16 Mart 2012 günü etkinliğimiz, Buket Akkaya’nın Zeliha Akçagüner’in yaşamını aktaran sunumuyla başladı. Ardından, Zeliha Akçagüner’in Çocuk Yazınıyla ilgili çalışmaları ve bu türdeki yapıtları hakkında Mehmet Atilla, Zeliha Akçagüner’in romanları üzerine Filiz Gülmez, öyküleri üzerine ise Esma Zafer Ertan konuştular.
Zeliha Akçagüner'in yaşamı
Zeliha Akçagüner, 6 Haziran 1935 de Sivas’ın Divriği kazasında, Jandarma Komutanı Sait Erkul ve eşi Nuriye Hanımın dördüncü çocuğu olarak dünyaya geliyor.

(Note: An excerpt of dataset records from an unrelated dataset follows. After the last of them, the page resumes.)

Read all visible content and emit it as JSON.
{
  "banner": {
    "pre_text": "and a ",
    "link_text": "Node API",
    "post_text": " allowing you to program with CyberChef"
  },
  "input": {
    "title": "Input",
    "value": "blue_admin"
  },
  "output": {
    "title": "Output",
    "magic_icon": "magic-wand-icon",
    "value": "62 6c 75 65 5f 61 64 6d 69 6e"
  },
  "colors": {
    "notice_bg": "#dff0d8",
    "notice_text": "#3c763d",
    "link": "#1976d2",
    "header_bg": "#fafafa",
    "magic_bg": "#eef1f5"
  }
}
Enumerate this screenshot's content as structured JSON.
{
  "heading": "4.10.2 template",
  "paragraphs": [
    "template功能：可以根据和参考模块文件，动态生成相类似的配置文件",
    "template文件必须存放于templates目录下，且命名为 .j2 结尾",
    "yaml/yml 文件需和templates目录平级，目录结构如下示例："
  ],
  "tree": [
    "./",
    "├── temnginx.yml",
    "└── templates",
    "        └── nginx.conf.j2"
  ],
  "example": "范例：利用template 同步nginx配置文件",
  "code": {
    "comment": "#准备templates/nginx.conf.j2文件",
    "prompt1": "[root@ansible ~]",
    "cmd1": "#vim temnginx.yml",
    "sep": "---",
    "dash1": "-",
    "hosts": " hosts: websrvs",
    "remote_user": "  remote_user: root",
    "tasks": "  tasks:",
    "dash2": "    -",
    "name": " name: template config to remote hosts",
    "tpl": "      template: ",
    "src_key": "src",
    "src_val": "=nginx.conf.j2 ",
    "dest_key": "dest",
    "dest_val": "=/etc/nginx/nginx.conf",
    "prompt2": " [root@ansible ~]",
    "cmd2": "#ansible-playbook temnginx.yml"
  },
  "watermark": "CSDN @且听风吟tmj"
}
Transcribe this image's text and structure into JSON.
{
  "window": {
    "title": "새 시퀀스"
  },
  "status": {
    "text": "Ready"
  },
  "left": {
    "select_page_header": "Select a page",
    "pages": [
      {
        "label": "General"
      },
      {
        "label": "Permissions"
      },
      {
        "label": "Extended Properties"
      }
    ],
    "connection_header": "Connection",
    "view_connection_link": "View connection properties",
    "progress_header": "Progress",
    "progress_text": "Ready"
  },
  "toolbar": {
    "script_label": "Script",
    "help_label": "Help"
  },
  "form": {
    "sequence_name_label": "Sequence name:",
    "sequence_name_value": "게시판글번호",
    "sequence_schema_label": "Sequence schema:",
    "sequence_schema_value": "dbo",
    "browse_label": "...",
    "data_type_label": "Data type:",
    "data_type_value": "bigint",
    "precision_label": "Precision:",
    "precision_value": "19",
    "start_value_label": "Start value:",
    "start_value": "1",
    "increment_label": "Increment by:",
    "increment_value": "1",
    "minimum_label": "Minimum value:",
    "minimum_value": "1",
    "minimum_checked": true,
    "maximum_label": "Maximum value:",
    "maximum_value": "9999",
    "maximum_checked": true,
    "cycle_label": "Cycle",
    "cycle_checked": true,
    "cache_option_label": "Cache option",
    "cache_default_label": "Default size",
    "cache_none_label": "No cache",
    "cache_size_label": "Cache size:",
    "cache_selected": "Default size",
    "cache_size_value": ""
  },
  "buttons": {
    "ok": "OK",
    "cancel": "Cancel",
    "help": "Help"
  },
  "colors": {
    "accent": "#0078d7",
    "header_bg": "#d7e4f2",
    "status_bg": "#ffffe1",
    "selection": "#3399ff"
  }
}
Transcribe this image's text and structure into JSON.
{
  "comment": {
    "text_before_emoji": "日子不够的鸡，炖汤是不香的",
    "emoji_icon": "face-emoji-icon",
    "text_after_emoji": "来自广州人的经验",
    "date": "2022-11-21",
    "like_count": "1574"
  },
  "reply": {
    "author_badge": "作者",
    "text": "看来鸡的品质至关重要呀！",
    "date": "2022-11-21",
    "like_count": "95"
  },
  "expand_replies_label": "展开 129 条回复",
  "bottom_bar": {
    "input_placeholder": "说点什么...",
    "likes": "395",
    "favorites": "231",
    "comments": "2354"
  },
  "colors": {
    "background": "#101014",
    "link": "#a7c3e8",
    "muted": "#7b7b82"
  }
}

Divriği, Selçuklulardan kalma tarihi mekânlarının olduğu bir bölge ve yazar yaşadığı yerden çok etkileniyor. Bunu her seferinde; “Benim anavatanım çocukluğum, çocukluğumsa Divriği’dir” diye özetliyor… 1946 da Sait Bey emekli olduktan sonra çocuklarının eğitimi için İzmir’e göç ediyorlar. Kardeşler; İsmet, Saadet, Bahtiyar, Zeliha ve Oğuz, babalarının bir tek emekli maaşıyla yüksek eğitimlerini tamamlıyorlar.
1956’da Edirne Yatılı Kız Öğretmen okulundan mezun olan yazar, eşi Fahri Bey’le evlenip Kula’ya öğretmen olarak atanıyor. 1959 da ilk oğulları Tanju, 1964 de ikinci oğulları Alp dünyaya geliyor. Kula’da yaşadığı yıllar ve orada öğretmene duyulan saygı, yazarın yaşamında derin izler bırakıyor. Aslında edebiyat öğretmeni olmak isteyen Akçagüner evliliğe öncelik verdiği için o yıllarda devam zorunluluğu olan Gazi Eğitim Fakültesi Edebiyat bölümüne giremiyor. Bu olay yazarın içinde hep yara olarak kalacaktır. Diğer taraftan sanata duyduğu ilgi ve yatkınlık onu Kız Teknik Yüksek Öğretmen okulunda okumaya yönlendiriyor. 1962 yılında bu okuldan mezun olup orta öğretime resim ve ev ekonomisi derslerine girmeye başlıyor. Ödemiş lisesine gelene kadar Fahri Bey ve Zeliha Hanım burada görev yapıyorlar.